Predictive stories like these, Fallows says, “are like stock-market picks or the point spread on football games, but with less consequence for being wrong. And if news organizations had limitless time, space, and budgets, you could perhaps say, “What’s the harm?”
Alas, stories like these are also easy and cheap. Any half-bright wordslinger with Internet access and a comfortable chair can shower dubious wisdom upon you from a considerable height, like a buzzard with the runs. Be deeply suspicious of anything slugged “Commentary,” “Analysis,” or “Opinion.” Also, items headlined “Five takeaways from [insert actual news event here].”
However, sometimes the “takeaways” story can contain an actual glimmer of enlightenment. In one such at The New York Times this morning we have the concession — in this case, the fifth of five takeaways — that “Iowa doesn’t mean much for the fall.” This, after wall-to-wall coverage for Christ only knows how long of a non-event that saw 15 percent of registered Republicans (about 110,000 people) turn out to caucus. Thanks for sharing, Lisa, Maggie, and Jonathan.
For my part, I tip my fedora to Fallows and add a prescription of my own: Just because the Internet is endless doesn’t mean a story should be.
I read two things this morning that I knew would piss me off, mostly because I like being pissed off in the morning. That, and two cups of strong black coffee, are the jumper cables that get my heart started.

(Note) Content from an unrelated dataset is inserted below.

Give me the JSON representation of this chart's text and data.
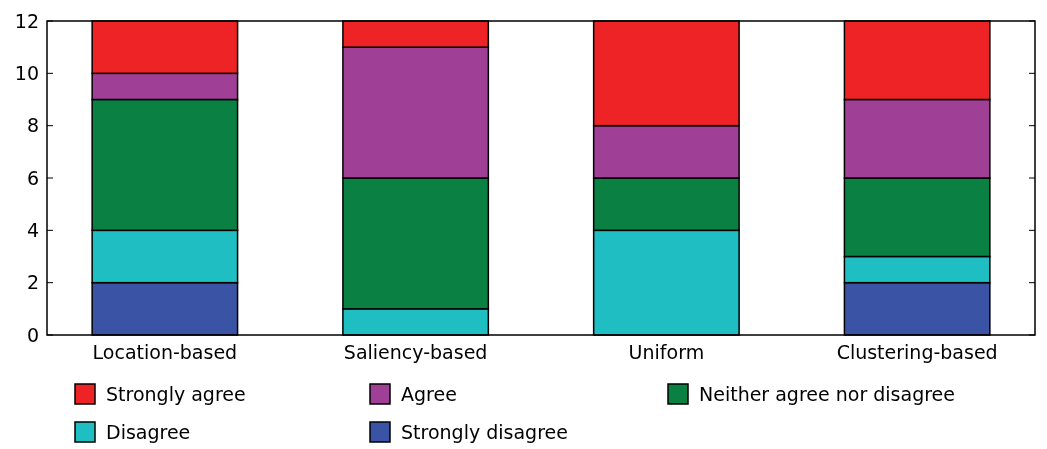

The first, from The New York Times Magazine, headlined “How Group Chats Rule the World,” was tagged “12 MIN READ.” I won’t link to it. Just because I enjoy spitting coffee into my keyboard and screaming “What the actual fuck?” doesn’t mean everyone does. We must consider the children. Also, cats, houseplants, and the homeowners’ association.
The second, from The Guardian, didn’t give me an ETA. But it was slugged, “The Long Read,” so I knew I was in for it. Headlined, “The tyranny of the algorithm: why every coffee shop looks the same,” this 4,200-word slog should’ve been headlined “I spend far too much time in coffee shops.”
I won’t link to that one, either. If that’s your idea of a good read you can chase it down yourself, or buy Kyle Chayka’s book, “Filterworld: How Algorithms Flattened Culture,” from which it was adapted.
But can you lift this mighty tome to read it? There may not be enough coffee in the shop. Or the world.